Perhaps the frailty is not confined to politicians. Perhaps it’s a national characteristic, witness the Indian in A Passage to India who readily acceded to the Englishwoman’s wish to visit him on a particular day he knew he wouldn’t be there. He thought it impolite to put her off, not being farsighted enough to realize that being found out when the woman called would damage his credibility much more. India’s political and diplomatic representatives on the international circuit long ago gained a reputation for duplicity when, poor things, they were just trying to be nice.

A more serious explanation for Ramesh’s comments may have been the calculation that they would be noted in New Delhi and remembered when the time came for re-nomination and promotion. The Chinese must be familiar with such durbari tactics. China’s 15 accredited correspondents here (including six representing the Xinhua news agency, three for People’s Daily and two from China Radio International), to say nothing of unofficial conduits, keep Beijing well posted. The Chinese are so indefatigable about information that someone from Beijing’s Caixin media turned up when I was speaking in London on India and Southeast Asia, explaining that her “purpose was just to deepen (her) knowledge on the geopolitical issues around South-east Asia”.

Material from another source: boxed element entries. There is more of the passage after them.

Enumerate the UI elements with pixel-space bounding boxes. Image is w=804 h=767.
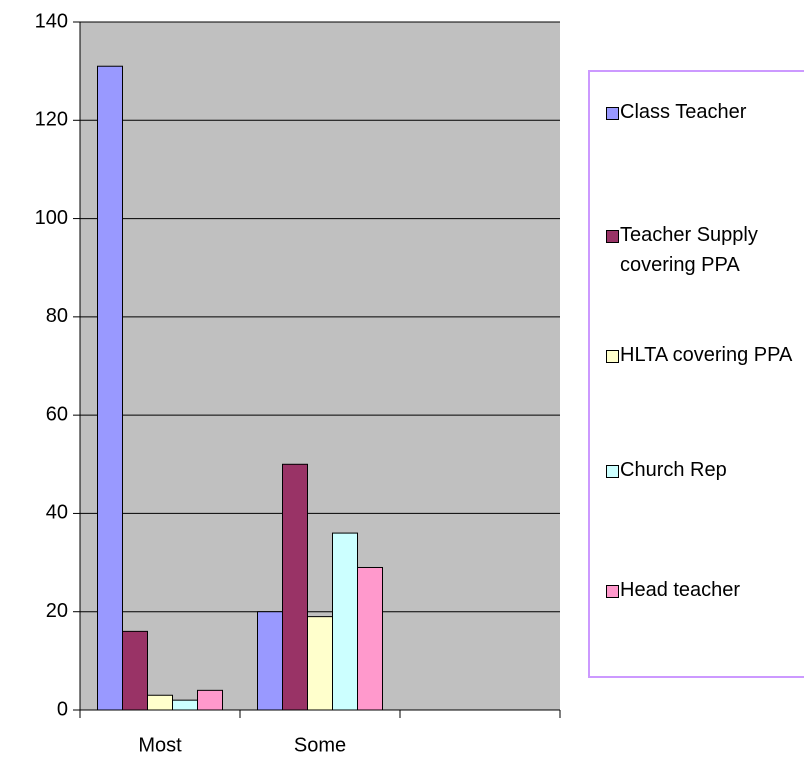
legend-label: Class Teacher [620, 101, 747, 123]
bar [97, 65, 123, 711]
y-tick-label: 40 [46, 502, 68, 524]
bar [197, 689, 223, 711]
legend-swatch [606, 350, 619, 363]
bar [307, 616, 333, 711]
y-tick-label: 80 [46, 305, 68, 327]
plot-area [80, 22, 560, 710]
bar [122, 630, 148, 711]
x-tick-label: Most [138, 734, 182, 756]
legend-item: Teacher Supply covering PPA [606, 220, 804, 280]
y-tick-label: 140 [35, 10, 68, 32]
bar [172, 699, 198, 711]
legend-label: Church Rep [620, 459, 727, 481]
y-tick-label: 0 [57, 698, 68, 720]
legend-label: Teacher Supply covering PPA [620, 224, 758, 276]
legend-item: Head teacher [606, 575, 804, 605]
legend: Class Teacher Teacher Supply covering PPA… [588, 70, 804, 678]
legend-swatch [606, 230, 619, 243]
bar [357, 566, 383, 711]
legend-label: HLTA covering PPA [620, 344, 793, 366]
legend-swatch [606, 585, 619, 598]
y-tick-label: 100 [35, 207, 68, 229]
legend-item: Church Rep [606, 455, 804, 485]
legend-swatch [606, 107, 619, 120]
y-tick-label: 20 [46, 600, 68, 622]
legend-item: Class Teacher [606, 97, 804, 127]
y-tick-label: 120 [35, 109, 68, 131]
x-tick-label: Some [294, 734, 346, 756]
legend-label: Head teacher [620, 579, 741, 601]
y-tick-label: 60 [46, 403, 68, 425]
legend-item: HLTA covering PPA [606, 340, 804, 370]
bar [282, 463, 308, 711]
legend-swatch [606, 465, 619, 478]
bar [332, 532, 358, 711]
bar [147, 694, 173, 711]
bar [257, 611, 283, 711]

India has only four journalists in China and they probably don’t know Chinese. In any case, the tone of debate here is set by domestic reporters who periodically report clashes and intrusions and help maintain a state of tension in the public mind. Some of these reports are officially denied but the damage is done by then. Some, like the picture of a boulder in Indian territory that the Chinese ideograms on it claimed as Chinese, continue to inflame opinion. No one took notice of China’s defence that the picture doesn’t indicate the boulder’s location and that the inscription reads “Middle Section of Yellow River” which is 1,000 miles from the border.

The “historic need” for India and China to work together (Manmohan Singh’s words) is not best served by someone who lives up to his own definition that “Indians talk and talk and keep on talking”. This combination of a joker in the ministerial pack and sloppy or tendentious reporting ensures that China need not take India seriously. That would be as big a setback for Asia as Bomdila.